That will blur anything that’s not in the same plane as the subject while keeping the focal point sharp. The eyes are always the most important part of a portrait – whether it’s of an animal or a person – and we will always see something as being ‘in focus’ as long as they look sharp.
Depth of field is just as important in landscapes, but what we generally want now is sharpness all the way through the image, so it’s better to start with a smaller aperture such as f/11 or f/16.
One of the funny things about the way people see the world is that we seem to like odd-numbered groups of objects more than even-numbered ones. It doesn’t really matter why, I guess, but it’s an important point to remember when planning something like a still-life shoot. Just make sure you have three or five tomatoes rather than two or four!
Fill the Frame
Everyone has a camera these days because everyone has a mobile phone, but one of the problems with using your mobile to take pictures is that it’s hard to ‘fill the frame’. It’s all very well taking a selfie when you’re only a few inches from the lens, but trying to zoom in on a distant object or animal is difficult when you only have a few megapixels to play with.
It’s important to remember here the difference between ‘optical zoom’ and ‘digital zoom’. The optical version is what you get naturally with a DSLR lens when you zoom in by changing the focal length; the digital version is when a phone or a bridge camera fools you into thinking you’re zooming in by focusing on a smaller and smaller portion of the sensor.
It’s great when you look through the viewfinder or look at the back of the camera, but the image quality is a lot poorer. Anyway, the point is that what you really want to do is to make the subject dominate the image by making it as large as possible.
If you’re taking a picture of a cheetah, you don’t want it to be a dot in the corner of the frame! You can always crop the image later using Lightroom or another editing program, but that means losing pixels, so the quality will suffer.
It’s always better to get it right in camera if you can. You just need to be careful not to chop off body parts in the wrong place when you’re taking a portrait. Generally, it’s fine to crop in on someone’s face so that the top of the model’s head is not shown, but it’s not a good idea to crop people’s bodies at the joints.
It just looks odd if the edge of the frame coincides with the ankles, knees, waist, elbows, wrists or neck.
For some reason, taking a picture in landscape format just seems more ‘natural’ than turning the camera 90 degrees for a portrait, but it’s important to choose the ‘right’ aspect ratio for the image.

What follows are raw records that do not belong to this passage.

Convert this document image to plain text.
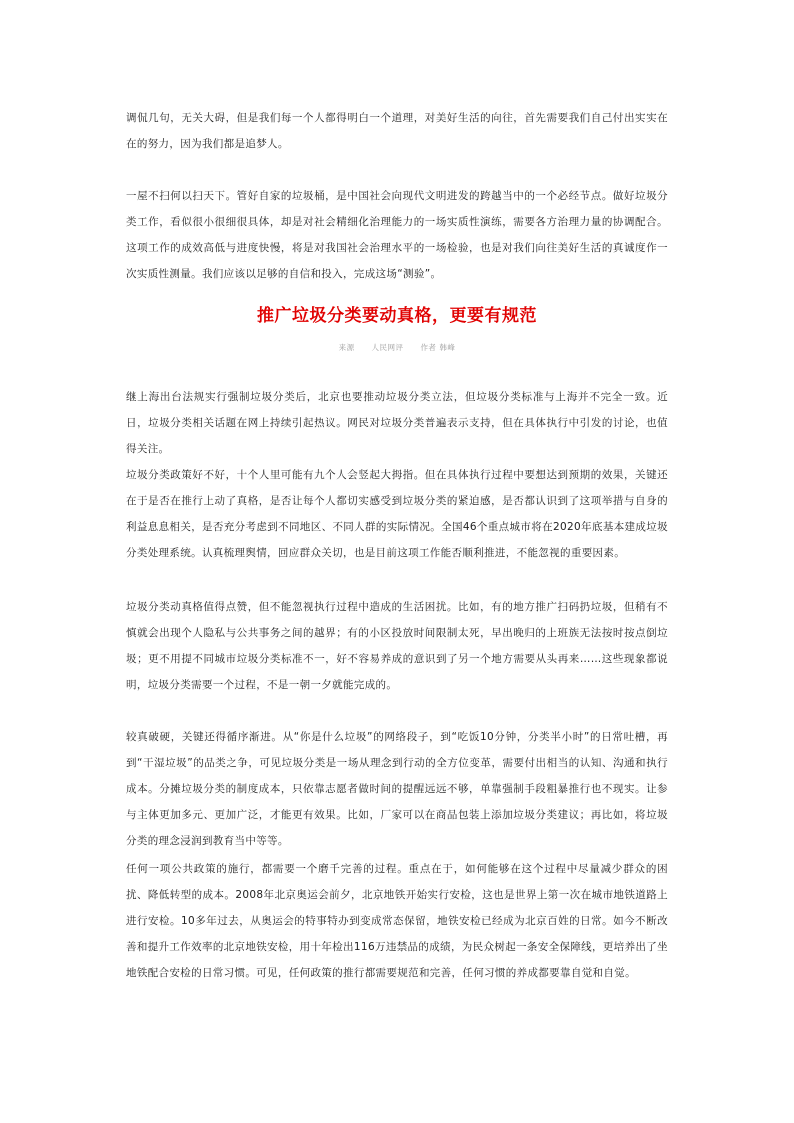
调侃几句，无关大碍，但是我们每一个人都得明白一个道理，对美好生活的向往，首先需要我们自己付出实实在在的努力，因为我们都是追梦人。

一屋不扫何以扫天下。管好自家的垃圾桶，是中国社会向现代文明进发的跨越当中的一个必经节点。做好垃圾分类工作，看似很小很细很具体，却是对社会精细化治理能力的一场实质性演练，需要各方治理力量的协调配合。这项工作的成效高低与进度快慢，将是对我国社会治理水平的一场检验，也是对我们向往美好生活的真诚度作一次实质性测量。我们应该以足够的自信和投入，完成这场“测验”。

推广垃圾分类要动真格，更要有规范

来源 人民网评 作者 韩峰

继上海出台法规实行强制垃圾分类后，北京也要推动垃圾分类立法，但垃圾分类标准与上海并不完全一致。近日，垃圾分类相关话题在网上持续引起热议。网民对垃圾分类普遍表示支持，但在具体执行中引发的讨论，也值得关注。

垃圾分类政策好不好，十个人里可能有九个人会竖起大拇指。但在具体执行过程中要想达到预期的效果，关键还在于是否在推行上动了真格，是否让每个人都切实感受到垃圾分类的紧迫感，是否都认识到了这项举措与自身的利益息息相关，是否充分考虑到不同地区、不同人群的实际情况。全国46个重点城市将在2020年底基本建成垃圾分类处理系统。认真梳理舆情，回应群众关切，也是目前这项工作能否顺利推进，不能忽视的重要因素。

垃圾分类动真格值得点赞，但不能忽视执行过程中造成的生活困扰。比如，有的地方推广扫码扔垃圾，但稍有不慎就会出现个人隐私与公共事务之间的越界；有的小区投放时间限制太死，早出晚归的上班族无法按时按点倒垃圾；更不用提不同城市垃圾分类标准不一，好不容易养成的意识到了另一个地方需要从头再来……这些现象都说明，垃圾分类需要一个过程，不是一朝一夕就能完成的。

较真破硬，关键还得循序渐进。从“你是什么垃圾”的网络段子，到“吃饭10分钟，分类半小时”的日常吐槽，再到“干湿垃圾”的品类之争，可见垃圾分类是一场从理念到行动的全方位变革，需要付出相当的认知、沟通和执行成本。分摊垃圾分类的制度成本，只依靠志愿者做时间的提醒远远不够，单靠强制手段粗暴推行也不现实。让参与主体更加多元、更加广泛，才能更有效果。比如，厂家可以在商品包装上添加垃圾分类建议；再比如，将垃圾分类的理念浸润到教育当中等等。

任何一项公共政策的施行，都需要一个磨千完善的过程。重点在于，如何能够在这个过程中尽量减少群众的困扰、降低转型的成本。2008年北京奥运会前夕，北京地铁开始实行安检，这也是世界上第一次在城市地铁道路上进行安检。10多年过去，从奥运会的特事特办到变成常态保留，地铁安检已经成为北京百姓的日常。如今不断改善和提升工作效率的北京地铁安检，用十年检出116万违禁品的成绩，为民众树起一条安全保障线，更培养出了坐地铁配合安检的日常习惯。可见，任何政策的推行都需要规范和完善，任何习惯的养成都要靠自觉和自觉。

A photographer once advised me to make sure at least a third of my pictures were in portrait format, but the point is to look at the subject and decide what’s best. If there are a lot of horizontal lines, then landscape is fair enough, but if there are more vertical lines – such as tree trunks in a forest – then you should probably choose portrait instead.
If you really want to emphasise the length (or height) of a subject, why not try a panorama instead? Different cameras have different set-ups, but the average aspect ratio of a DSLR is 3:2, which doesn’t suit all subjects. I’ve set up a 3:1 template in Lightroom to use for images in which nothing much is happening at the bottom and top of the frame.
When we see a beautiful view, most people’s instant reaction is to take a picture, but what we end up with a lot of the time is an image without any focus. Placing an object in the foreground can lead the eye into the frame and give the image balance. A picture taken on the beach, for instance, might be improved by getting down low in front of a weird rock or piece of driftwood.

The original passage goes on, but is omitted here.